3. What types of alerts will I receive?
  •    Extreme weather, and other threatening emergencies in your area
  •    AMBER Alerts
  •    Presidential Alerts during a national emergency

4. What does a WEA message look like?
WEA will look like a text message. The WEA message will show the type and time of the alert, any action you should take, and the agency issuing the alert. The message will be no more than 90 characters.

5. How will I know the difference between WEA and a regular text message?
WEA messages include a special tone and vibration, both repeated twice.

6. What types of WEA messages will the National Weather Service send?
  •    Tsunami Warnings
  •    Tornado and Flash Flood Warnings
  •    Hurricane, Typhoon, Dust Storm and Extreme Wind Warnings
  •    Blizzard and Ice Storm Warnings

7. What should I do when I receive a WEA message?
Follow any action advised by the emergency message. Seek more details from local media or authorities.

8. Will I receive a WEA message if I'm visiting an area where I don't live, or outside the area where my phone is registered?
Yes, if you have a WEA-capable phone and your wireless carrier participates in the program. For information about which mobile devices are WEA-capable and carrier participation, please visit http://www.ctia.org/wea or contact your wireless carrier.

9. What if I travel into a threat area after a WEA message is already sent?
If you travel into a threat area after an alert is first sent, your WEA-capable device will receive the message when you enter the area.

10. When will I start receiving WEA messages?
It depends. WEA use is expected to begin in the June 2012, but many mobile devices, especially older ones, are not WEA-capable. When you buy a new mobile device, it probably will be able to receive WEA messages. For information about which mobile devices are WEA-capable, please visit http://www.ctia.org/wea or contact your wireless carrier.

11. Is this the same service public safety agencies have asked the public to register for?
No, but they are complementary. Local agencies may have asked you to sign up to receive telephone calls, text messages, or emails.
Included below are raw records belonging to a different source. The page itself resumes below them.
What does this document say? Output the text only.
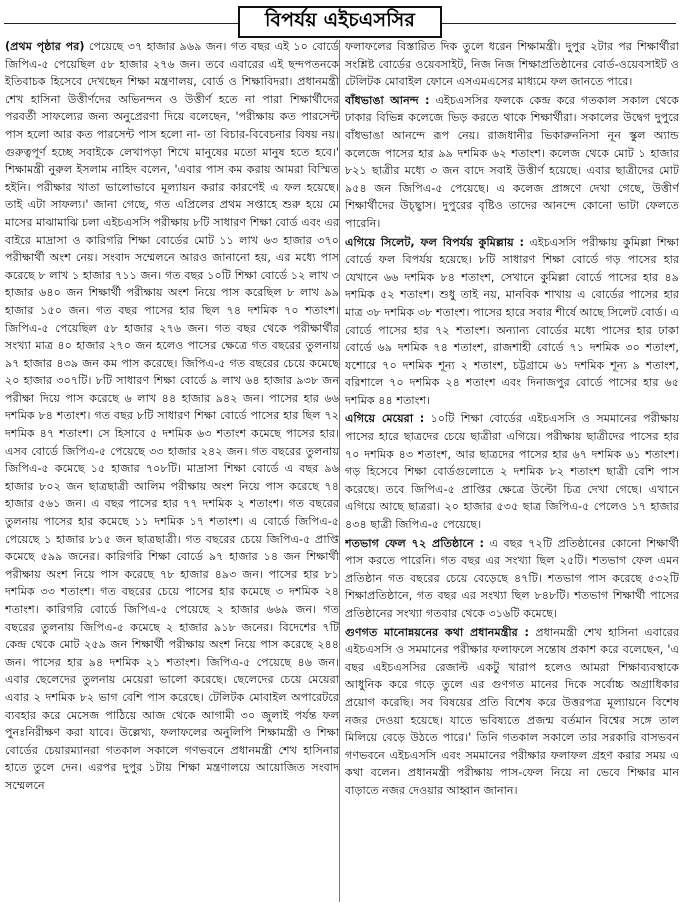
বিপর্যয় এইচএসসির

(প্রথম পৃষ্ঠার পর) পেয়েছে ৩৭ হাজার ৯৬৯ জন। গত বছর এই ১০ বোর্ডে জিপিএ-৫ পেয়েছিল ৫৮ হাজার ২৭৬ জন। তবে এবারের এই ছন্দপতনকে ইতিবাচক হিসেবে দেখছেন শিক্ষা মন্ত্রণালয়, বোর্ড ও শিক্ষাবিদরা। প্রধানমন্ত্রী শেখ হাসিনা উত্তীর্ণদের অভিনন্দন ও উত্তীর্ণ হতে না পারা শিক্ষার্থীদের পরবর্তী সাফল্যের জন্য অনুপ্রেরণা দিয়ে বলেছেন, 'পরীক্ষায় কত পারসেন্ট পাস হলো আর কত পারসেন্ট পাস হলো না- তা বিচার-বিবেচনার বিষয় নয়। গুরুত্বপূর্ণ হচ্ছে সবাইকে লেখাপড়া শিখে মানুষের মতো মানুষ হতে হবে।' শিক্ষামন্ত্রী নুরুল ইসলাম নাহিদ বলেন, 'এবার পাস কম করায় আমরা বিস্মিত হইনি। পরীক্ষার খাতা ভালোভাবে মূল্যায়ন করার কারণেই এ ফল হয়েছে। তাই এটা সাফল্য।' জানা গেছে, গত এপ্রিলের প্রথম সপ্তাহে শুরু হয়ে মে মাসের মাঝামাঝি চলা এইচএসসি পরীক্ষায় ৮টি সাধারণ শিক্ষা বোর্ড এবং এর বাইরে মাদ্রাসা ও কারিগরি শিক্ষা বোর্ডের মোট ১১ লাখ ৬৩ হাজার ৩৭০ পরীক্ষার্থী অংশ নেয়। সংবাদ সম্মেলনে আরও জানানো হয়, এর মধ্যে পাস করেছে ৮ লাখ ১ হাজার ৭১১ জন। গত বছর ১০টি শিক্ষা বোর্ডে ১২ লাখ ৩ হাজার ৬৪০ জন শিক্ষার্থী পরীক্ষায় অংশ নিয়ে পাস করেছিল ৮ লাখ ৯৯ হাজার ১৫০ জন। গত বছর পাসের হার ছিল ৭৪ দশমিক ৭০ শতাংশ। জিপিএ-৫ পেয়েছিল ৫৮ হাজার ২৭৬ জন। গত বছর থেকে পরীক্ষার্থীর সংখ্যা মাত্র ৪০ হাজার ২৭০ জন হলেও পাসের ক্ষেত্রে গত বছরের তুলনায় ৯৭ হাজার ৪৩৯ জন কম পাস করেছে। জিপিএ-৫ গত বছরের চেয়ে কমেছে ২০ হাজার ৩০৭টি। ৮টি সাধারণ শিক্ষা বোর্ডে ৯ লাখ ৬৪ হাজার ৯৩৮ জন পরীক্ষা দিয়ে পাস করেছে ৬ লাখ ৪৪ হাজার ৯৪২ জন। পাসের হার ৬৬ দশমিক ৮৪ শতাংশ। গত বছর ৮টি সাধারণ শিক্ষা বোর্ডে পাসের হার ছিল ৭২ দশমিক ৪৭ শতাংশ। সে হিসাবে ৫ দশমিক ৬৩ শতাংশ কমেছে পাসের হার। এসব বোর্ডে জিপিএ-৫ পেয়েছে ৩৩ হাজার ২৪২ জন। গত বছরের তুলনায় জিপিএ-৫ কমেছে ১৫ হাজার ৭০৮টি। মাদ্রাসা শিক্ষা বোর্ডে এ বছর ৯৬ হাজার ৮০২ জন ছাত্রছাত্রী আলিম পরীক্ষায় অংশ নিয়ে পাস করেছে ৭৪ হাজার ৫৬১ জন। এ বছর পাসের হার ৭৭ দশমিক ২ শতাংশ। গত বছরের তুলনায় পাসের হার কমেছে ১১ দশমিক ১৭ শতাংশ। এ বোর্ডে জিপিএ-৫ পেয়েছে ১ হাজার ৮১৫ জন ছাত্রছাত্রী। গত বছরের চেয়ে জিপিএ-৫ প্রাপ্তি কমেছে ৫৯৯ জনের। কারিগরি শিক্ষা বোর্ডে ৯৭ হাজার ১৪ জন শিক্ষার্থী পরীক্ষায় অংশ নিয়ে পাস করেছে ৭৮ হাজার ৪৯৩ জন। পাসের হার ৮১ দশমিক ৩৩ শতাংশ। গত বছরের চেয়ে পাসের হার কমেছে ৩ দশমিক ২৪ শতাংশ। কারিগরি বোর্ডে জিপিএ-৫ পেয়েছে ২ হাজার ৬৬৯ জন। গত বছরের তুলনায় জিপিএ-৫ কমেছে ২ হাজার ৯১৮ জনের। বিদেশের ৭টি কেন্দ্র থেকে মোট ২৫৯ জন শিক্ষার্থী পরীক্ষায় অংশ নিয়ে পাস করেছে ২৪৪ জন। পাসের হার ৯৪ দশমিক ২১ শতাংশ। জিপিএ-৫ পেয়েছে ৪৬ জন। এবার ছেলেদের তুলনায় মেয়েরা ভালো করেছে। ছেলেদের চেয়ে মেয়েরা এবার ২ দশমিক ৮২ ভাগ বেশি পাস করেছে। টেলিটক মোবাইল অপারেটরে ব্যবহার করে মেসেজ পাঠিয়ে আজ থেকে আগামী ৩০ জুলাই পর্যন্ত ফল পুনঃনিরীক্ষণ করা যাবে। উল্লেখ্য, ফলাফলের অনুলিপি শিক্ষামন্ত্রী ও শিক্ষা বোর্ডের চেয়ারম্যানরা গতকাল সকালে গণভবনে প্রধানমন্ত্রী শেখ হাসিনার হাতে তুলে দেন। এরপর দুপুর ১টায় শিক্ষা মন্ত্রণালয়ে আয়োজিত সংবাদ সম্মেলনে

ফলাফলের বিস্তারিত দিক তুলে ধরেন শিক্ষামন্ত্রী। দুপুর ২টার পর শিক্ষার্থীরা সংশ্লিষ্ট বোর্ডের ওয়েবসাইট, নিজ নিজ শিক্ষাপ্রতিষ্ঠানের বোর্ড-ওয়েবসাইট ও টেলিটক মোবাইল ফোনে এসএমএসের মাধ্যমে ফল জানতে পারে।

বাঁধভাঙা আনন্দ : এইচএসসির ফলকে কেন্দ্র করে গতকাল সকাল থেকে ঢাকার বিভিন্ন কলেজে ভিড় করতে থাকে শিক্ষার্থীরা। সকালের উদ্বেগ দুপুরে বাঁধভাঙা আনন্দে রূপ নেয়। রাজধানীর ভিকারুননিসা নূন স্কুল অ্যান্ড কলেজে পাসের হার ৯৯ দশমিক ৬২ শতাংশ। কলেজ থেকে মোট ১ হাজার ৮২১ ছাত্রীর মধ্যে ৩ জন বাদে সবাই উত্তীর্ণ হয়েছে। এবার ছাত্রীদের মোট ৯৫৪ জন জিপিএ-৫ পেয়েছে। এ কলেজ প্রাঙ্গণে দেখা গেছে, উত্তীর্ণ শিক্ষার্থীদের উচ্ছ্বাস। দুপুরের বৃষ্টিও তাদের আনন্দে কোনো ভাটা ফেলতে পারেনি।

এগিয়ে সিলেট, ফল বিপর্যয় কুমিল্লায় : এইচএসসি পরীক্ষায় কুমিল্লা শিক্ষা বোর্ডে ফল বিপর্যয় হয়েছে। ৮টি সাধারণ শিক্ষা বোর্ডে গড় পাসের হার যেখানে ৬৬ দশমিক ৮৪ শতাংশ, সেখানে কুমিল্লা বোর্ডে পাসের হার ৪৯ দশমিক ৫২ শতাংশ। শুধু তাই নয়, মানবিক শাখায় এ বোর্ডের পাসের হার মাত্র ৩৮ দশমিক ৩৮ শতাংশ। পাসের হারে সবার শীর্ষে আছে সিলেট বোর্ড। এ বোর্ডে পাসের হার ৭২ শতাংশ। অন্যান্য বোর্ডের মধ্যে পাসের হার ঢাকা বোর্ডে ৬৯ দশমিক ৭৪ শতাংশ, রাজশাহী বোর্ডে ৭১ দশমিক ৩০ শতাংশ, যশোরে ৭০ দশমিক শূন্য ২ শতাংশ, চট্টগ্রামে ৬১ দশমিক শূন্য ৯ শতাংশ, বরিশালে ৭০ দশমিক ২৪ শতাংশ এবং দিনাজপুর বোর্ডে পাসের হার ৬৫ দশমিক ৪৪ শতাংশ।

এগিয়ে মেয়েরা : ১০টি শিক্ষা বোর্ডের এইচএসসি ও সমমানের পরীক্ষায় পাসের হারে ছাত্রদের চেয়ে ছাত্রীরা এগিয়ে। পরীক্ষায় ছাত্রীদের পাসের হার ৭০ দশমিক ৪৩ শতাংশ, আর ছাত্রদের পাসের হার ৬৭ দশমিক ৬১ শতাংশ। গড় হিসেবে শিক্ষা বোর্ডগুলোতে ২ দশমিক ৮২ শতাংশ ছাত্রী বেশি পাস করেছে। তবে জিপিএ-৫ প্রাপ্তির ক্ষেত্রে উল্টো চিত্র দেখা গেছে। এখানে এগিয়ে আছে ছাত্ররা। ২০ হাজার ৫৩৫ ছাত্র জিপিএ-৫ পেলেও ১৭ হাজার ৪৩৪ ছাত্রী জিপিএ-৫ পেয়েছে।

শতভাগ ফেল ৭২ প্রতিষ্ঠানে : এ বছর ৭২টি প্রতিষ্ঠানের কোনো শিক্ষার্থী পাস করতে পারেনি। গত বছর এর সংখ্যা ছিল ২৫টি। শতভাগ ফেল এমন প্রতিষ্ঠান গত বছরের চেয়ে বেড়েছে ৪৭টি। শতভাগ পাস করেছে ৫৩২টি শিক্ষাপ্রতিষ্ঠানে, গত বছর এর সংখ্যা ছিল ৮৪৮টি। শতভাগ শিক্ষার্থী পাসের প্রতিষ্ঠানের সংখ্যা গতবার থেকে ৩১৬টি কমেছে।

গুণগত মানোন্নয়নের কথা প্রধানমন্ত্রীর : প্রধানমন্ত্রী শেখ হাসিনা এবারের এইচএসসি ও সমমানের পরীক্ষার ফলাফলে সন্তোষ প্রকাশ করে বলেছেন, 'এ বছর এইচএসসির রেজাল্ট একটু খারাপ হলেও আমরা শিক্ষাব্যবস্থাকে আধুনিক করে গড়ে তুলে এর গুণগত মানের দিকে সর্বোচ্চ অগ্রাধিকার প্রয়োগ করেছি। সব বিষয়ের প্রতি বিশেষ করে উত্তরপত্র মূল্যায়নে বিশেষ নজর দেওয়া হয়েছে। যাতে ভবিষ্যতে প্রজন্ম বর্তমান বিশ্বের সঙ্গে তাল মিলিয়ে বেড়ে উঠতে পারে।' তিনি গতকাল সকালে তার সরকারি বাসভবন গণভবনে এইচএসসি এবং সমমানের পরীক্ষার ফলাফল গ্রহণ করার সময় এ কথা বলেন। প্রধানমন্ত্রী পরীক্ষায় পাস-ফেল নিয়ে না ভেবে শিক্ষার মান বাড়াতে নজর দেওয়ার আহ্বান জানান।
Those messages often include specific details about a critical event. WEA are very short messages designed to get your attention in an emergency situation. They may not give all the details you receive from other notification services.

12. Will I be charged for receiving WEA messages?
No. This service is offered for free by wireless carriers. WEA messages will not count towards texting limits on your wireless plan.

13. Does WEA know where I am? Is it tracking me?
No. Just like emergency weather alerts you see on local TV, WEA are broadcast from area cell towers to mobile devices in the area. Every WEA-capable phone within range receives the message, just like every TV shows the emergency weather alert if it is turned on. TV stations, like WEA, don't know exactly who is tuned in.

14. Will a WEA message interrupt my phone conversations?
No, the alert will be delayed until you finish your call.

15. How often will I receive WEA messages?
You may receive frequent WEA messages during an emergency. Message frequency depends on the number of imminent threats to life or property in your area.

16. If, during an emergency, I can't make or receive calls or text messages due to network congestion, will I still be able to receive a WEA message?
Yes, WEA messages are not affected by network congestion.

17. What if I don't want to receive WEA messages?
You can opt-out of receiving WEA messages for imminent threats and AMBER alerts, but not for Presidential messages. To opt out, please refer to instructions from your wireless carrier or visit http://www.ctia.org/wea for more information.

18. How will I receive alerts if I don't have a WEA-capable device?
WEA is one of many ways you can receive emergency notifications. Other sources include NOAA Weather Radio, news media coverage, the Emergency Alert System on radio and TV broadcasts, social media, and other alerting methods offered by local and state public safety agencies. Your best use of WEA is to immediately seek additional information about the imminent threat impacting your area.